Abrazado al último gol se fue la Mona Arana
El fútbol, entendido fuera de los cánones comerciales y los emprendimientos especuladores, es en esencia arte y alegría. El jugador Aldo Domingo Arana fue el representante más excelso de los viejos potreros de barrio llevados al fútbol formal de la Liga, con la particularidad de no perder -ni entregar nunca- esos sagrados atributos, mezcla de naturaleza y sabiduría.
En la víspera corrió la noticia sobre la muerte del notable goleador que fue la “Mona” Arana, poniéndole un crespón de luto al fútbol de otros tiempos en Río Cuarto, y a sus cultores, a los que hicieron cultura del espectáculo. Ni hablar de los simpatizantes, los hinchas, de cualquier divisa, con cualquier escudo, que supieron respetar y reconocer la naturaleza y arte de la “Mona”, recortadas en mil imágenes lejanas.

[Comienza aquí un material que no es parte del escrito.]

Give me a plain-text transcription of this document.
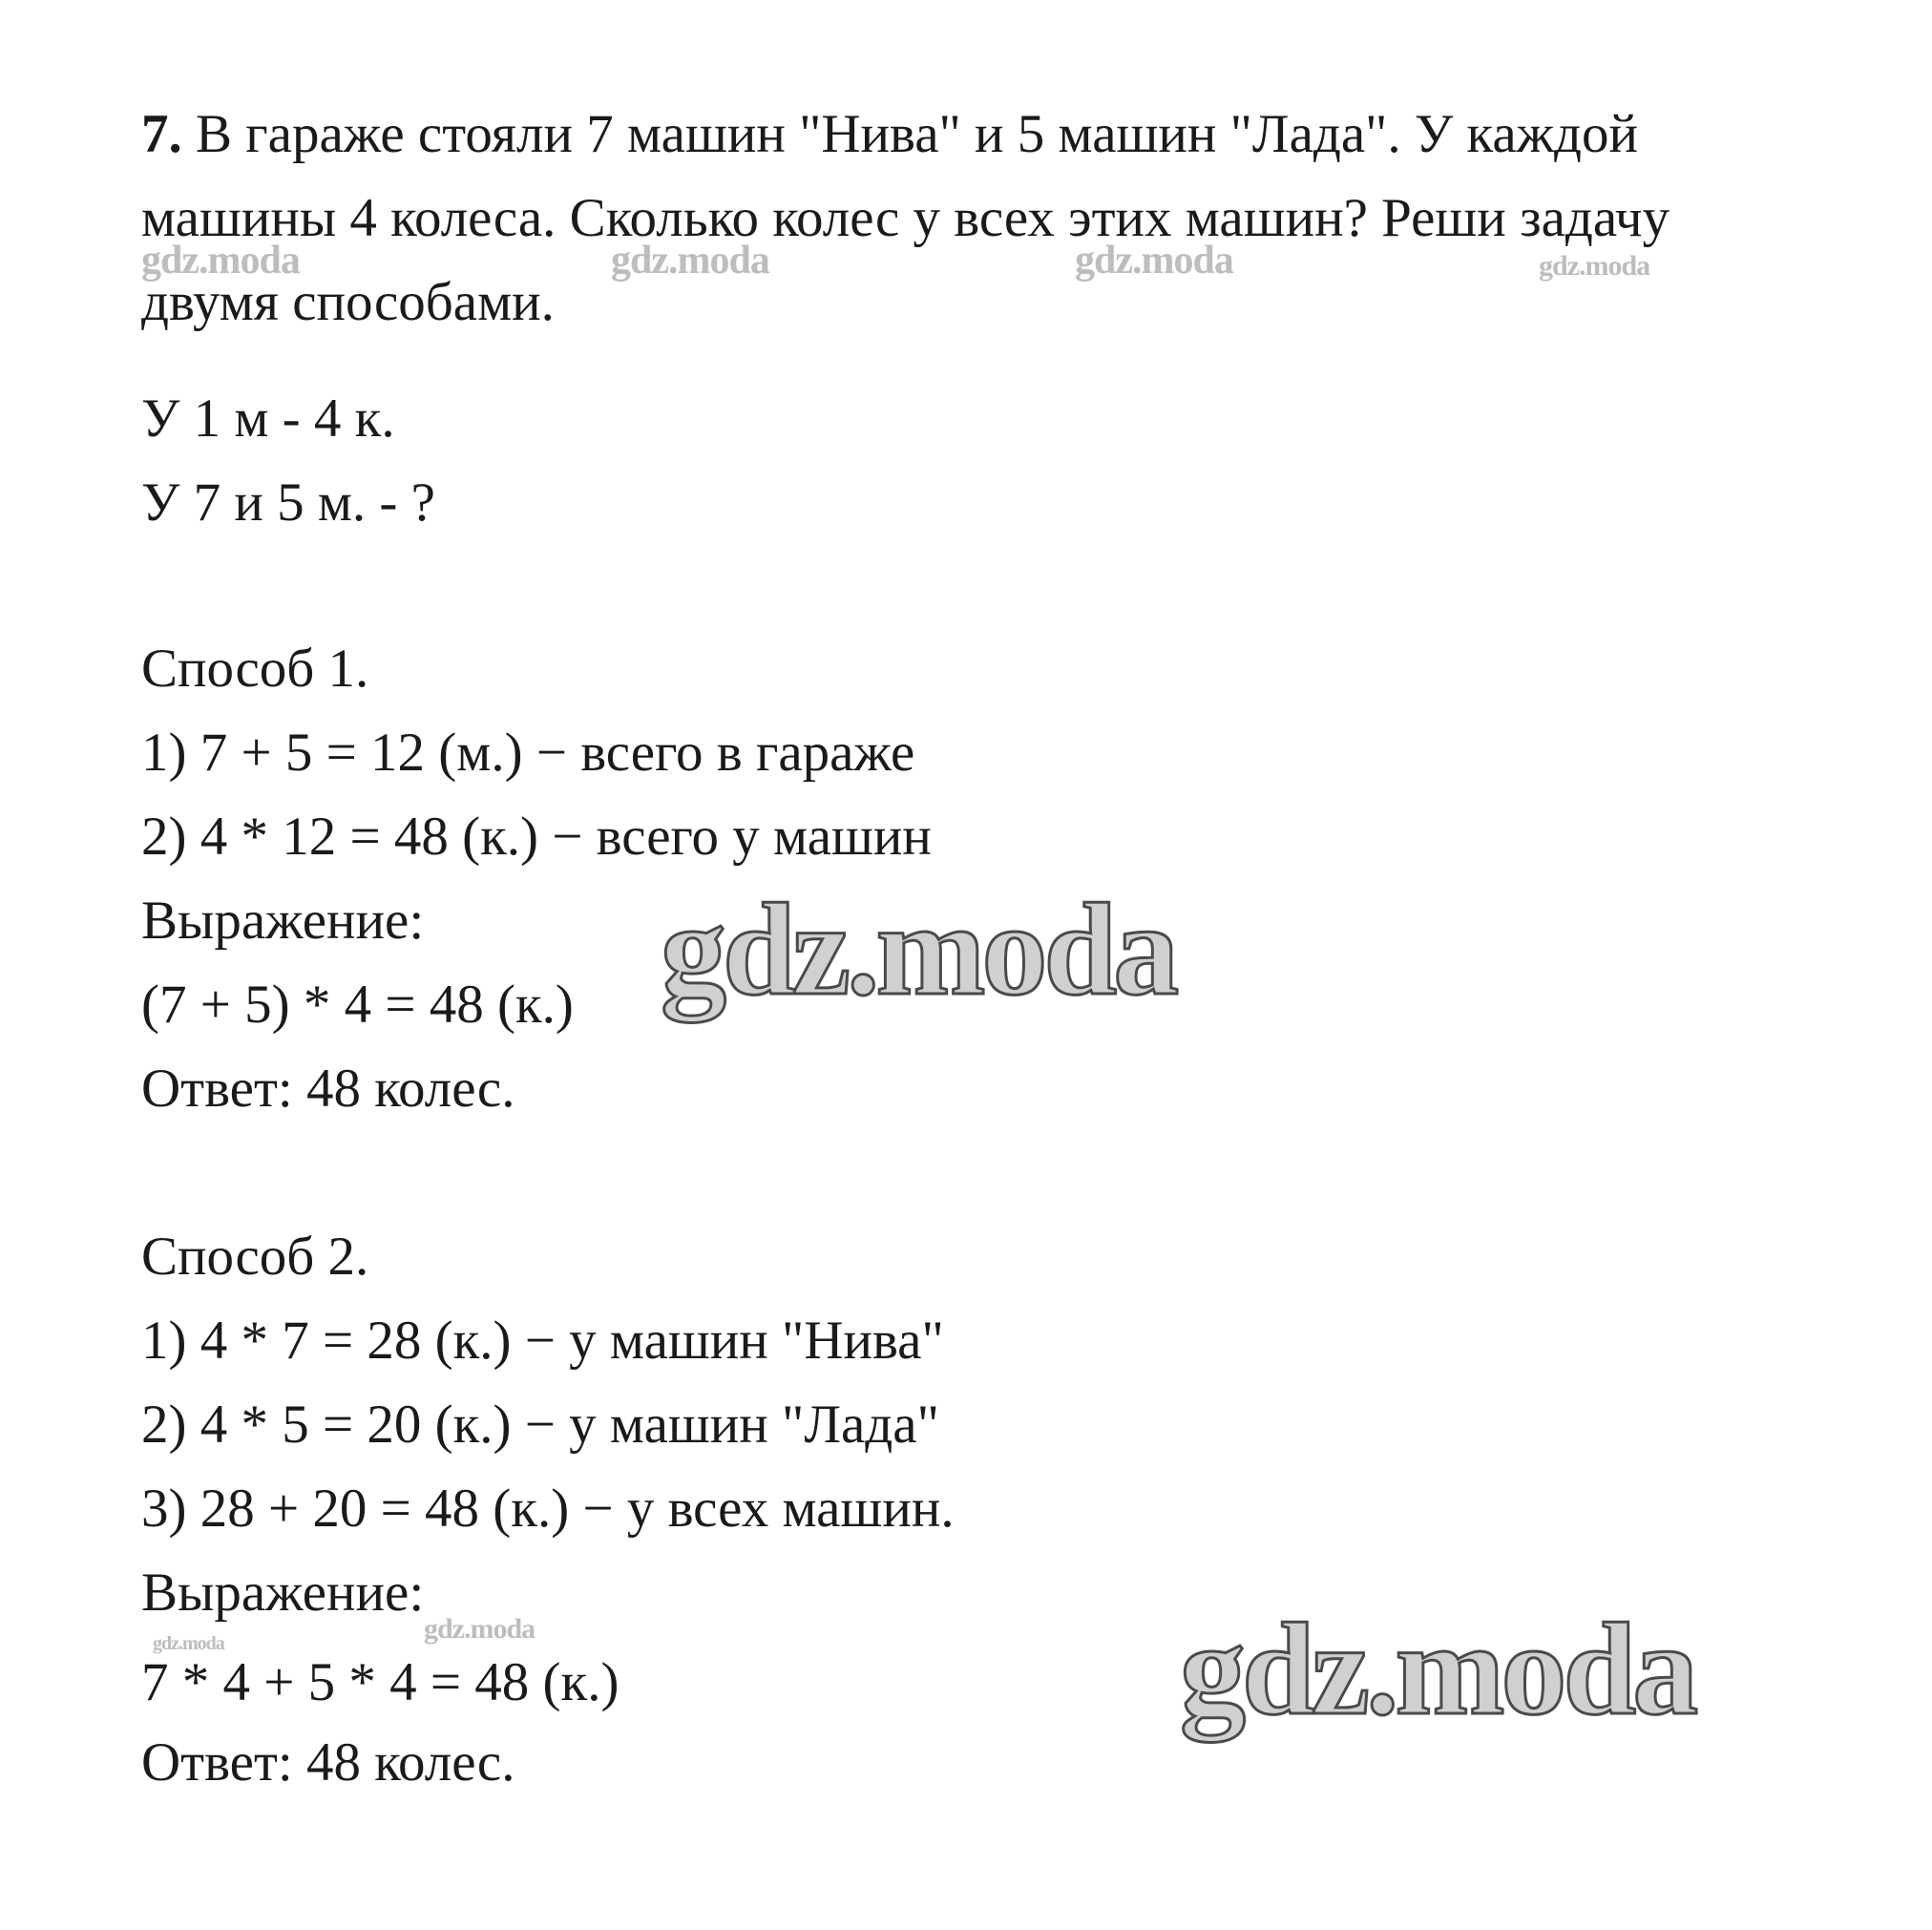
7. В гараже стояли 7 машин "Нива" и 5 машин "Лада". У каждой
машины 4 колеса. Сколько колес у всех этих машин? Реши задачу
двумя способами.
У 1 м - 4 к.
У 7 и 5 м. - ?
Способ 1.
1) 7 + 5 = 12 (м.) − всего в гараже
2) 4 * 12 = 48 (к.) − всего у машин
Выражение:
(7 + 5) * 4 = 48 (к.)
Ответ: 48 колес.
Способ 2.
1) 4 * 7 = 28 (к.) − у машин "Нива"
2) 4 * 5 = 20 (к.) − у машин "Лада"
3) 28 + 20 = 48 (к.) − у всех машин.
Выражение:
7 * 4 + 5 * 4 = 48 (к.)
Ответ: 48 колес.
gdz.moda	gdz.moda	gdz.moda	gdz.moda
gdz.moda
gdz.moda	gdz.moda	gdz.moda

Sabíamos que durante los últimos años su salud había desmejorado. Dejó de ser la “parada” obligada en la plaza principal, con el diario en la mano, el fútbol como tema del día y la carcajada como obligación. No obstante, un fiel puñado de amigos se encargó de llevarle alegría a su vida, no sólo por visitarlo sino por sacarlo de su inmovilidad para que disfrutara de algunos homenajes y reconocimientos que recibía con emocionado silencio, mientras alrededor escuchaba decenas de anécdotas en las que ocupaba el rol estelar de la jarana..
La vieja cancha de Correos y Telecomunicaciones, al sur de la ciudad, temprano lo mostró en la sexta división como un dotado. No era época de formadores, apenas alguien que repartía las camisetas, preguntaba el puesto: ¿de qué jugás, pibe..? y a la cancha… Con edad de reserva debutó con la camiseta aurinegra en 1967, cuando estaban en la Primera B y dirigía el equipo superior don Rogelio Cayón. Al año siguiente, ya estaba en la cuarta división de Independiente de Avellaneda. Pese a tener las condiciones y haberse destacado, no quedó con los rojos.

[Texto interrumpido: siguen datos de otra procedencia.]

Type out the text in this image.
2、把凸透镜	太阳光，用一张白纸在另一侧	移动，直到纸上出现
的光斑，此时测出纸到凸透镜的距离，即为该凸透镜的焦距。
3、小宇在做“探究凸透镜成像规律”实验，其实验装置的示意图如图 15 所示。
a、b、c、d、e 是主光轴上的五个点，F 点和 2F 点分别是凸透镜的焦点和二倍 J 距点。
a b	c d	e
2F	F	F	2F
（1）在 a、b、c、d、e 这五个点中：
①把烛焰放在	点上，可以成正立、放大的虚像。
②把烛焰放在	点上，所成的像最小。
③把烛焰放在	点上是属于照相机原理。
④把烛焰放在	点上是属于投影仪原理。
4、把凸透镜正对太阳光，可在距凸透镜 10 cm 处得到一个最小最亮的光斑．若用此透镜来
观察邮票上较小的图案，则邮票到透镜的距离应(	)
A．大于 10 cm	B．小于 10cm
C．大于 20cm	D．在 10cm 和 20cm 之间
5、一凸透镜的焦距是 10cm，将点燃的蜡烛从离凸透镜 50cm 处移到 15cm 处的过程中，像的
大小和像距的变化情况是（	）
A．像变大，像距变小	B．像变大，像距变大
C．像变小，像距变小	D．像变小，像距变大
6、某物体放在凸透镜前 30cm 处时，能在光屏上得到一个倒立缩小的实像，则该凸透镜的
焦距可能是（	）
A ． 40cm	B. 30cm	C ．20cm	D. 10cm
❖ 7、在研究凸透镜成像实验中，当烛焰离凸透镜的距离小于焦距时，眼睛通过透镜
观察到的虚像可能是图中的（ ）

Por eso al regresar, se incorporó a la A.A. Estudiantes, donde fue campeón oficial 1969, 1973, 1974, 1975 (que le fue adjudicado a Banda Norte); en el medio, jugó para Juniors de Córdoba en 1971 y con la selección de Río Cuarto obtuvo el inolvidable campeonato argentino de 1973, en su tiempo de esplendor. Vistió los colores del “obo del Parque en 1976 y el Arsenal de las celebridades en 1977. Siguió en Pabellón Argentino de Alejandro y cerró ese trayecto futbolístico en Sportivo Atenas, donde logró el título Clasificación 1980. En todos lados repartió sus dones: buen fútbol, grandes goles e insobornable alegría, es decir, picardía, intuición y humor.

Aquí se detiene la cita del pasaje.